Il sequestro è la conseguenza delle risultanze investigative emerse nell’ambito dell’operazione “EYPHEMOS”, eseguita nel 2020 dalla DDA reggina che aveva fatto luce sull’operatività della locale di ‘ndrangheta di Sant’Eufemia d’Aspromonte e sui legami di quest’ultima consorteria criminale con la cosca degli “ALVARO” di Sinopoli.
Il sequestro al primo condannato è legato alla sua “acclarata appartenenza mafiosa che, come rimarcato dal Collegio, discende dalla sua posizione all’interno della cosca, attraverso la quale egli esercitava il potere di assegnare cariche di ‘ndrangheta e di regolare le nuove affiliazioni, e veniva preso come riferimento per le relazioni con affiliati di altre articolazioni, sia nazionali che addirittura australiani, sia per questioni di affiliazioni che per richieste estorsive da rivolgere agli imprenditori individuati quali vittime delle pretese”.

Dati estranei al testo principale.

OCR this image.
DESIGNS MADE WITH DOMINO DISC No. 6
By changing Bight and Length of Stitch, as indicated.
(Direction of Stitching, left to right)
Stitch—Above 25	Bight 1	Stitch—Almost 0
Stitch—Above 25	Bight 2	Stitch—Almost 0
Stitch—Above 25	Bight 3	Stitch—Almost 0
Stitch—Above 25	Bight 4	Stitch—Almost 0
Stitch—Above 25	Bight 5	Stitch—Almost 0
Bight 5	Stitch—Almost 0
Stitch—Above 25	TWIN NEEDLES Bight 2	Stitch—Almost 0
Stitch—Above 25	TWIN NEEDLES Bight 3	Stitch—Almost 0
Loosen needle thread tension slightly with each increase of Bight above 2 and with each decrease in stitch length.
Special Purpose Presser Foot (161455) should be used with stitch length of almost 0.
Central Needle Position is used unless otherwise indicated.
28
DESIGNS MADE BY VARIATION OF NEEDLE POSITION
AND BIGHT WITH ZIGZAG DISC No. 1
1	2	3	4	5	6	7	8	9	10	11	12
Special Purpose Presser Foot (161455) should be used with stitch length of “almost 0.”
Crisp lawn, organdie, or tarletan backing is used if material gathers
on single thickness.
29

Il secondo imprenditore, invece, era risultato ben inserito nei ranghi della stessa cellula mafiosa, rivestendo un ruolo di spicco all’interno del gruppo, tanto da essere considerato come uno dei pochi soggetti della cosca dotato del carisma utile per la costituzione di una nuova locale di ‘ndrangheta.
Le indagini a carattere economico-finanziario seguite alla loro condanna hanno individuato i beni direttamente e indirettamente nelle loro disponibilità, il cui valore risulterebbe sproporzionato rispetto alla capacità reddituale ufficialmente dichiarata, per questo sono stati emessi i provvedimenti di sequestro dell’intero complesso aziendale composto da 3 ditte individuali e 2 imprese, di cui una esercente attività di tenuta di dati contabili, una operante nel settore energetico, mentre le altre attività erano attive nel settore edilizio, tutte con sedi nelle province di Reggio Calabria, Roma e Milano, in più quote societarie, oltre a cespiti immobiliari e a rapporti bancari, finanziari, assicurativi e relative disponibilità, per un valore complessivo di circa 1 milione e 300 mila euro.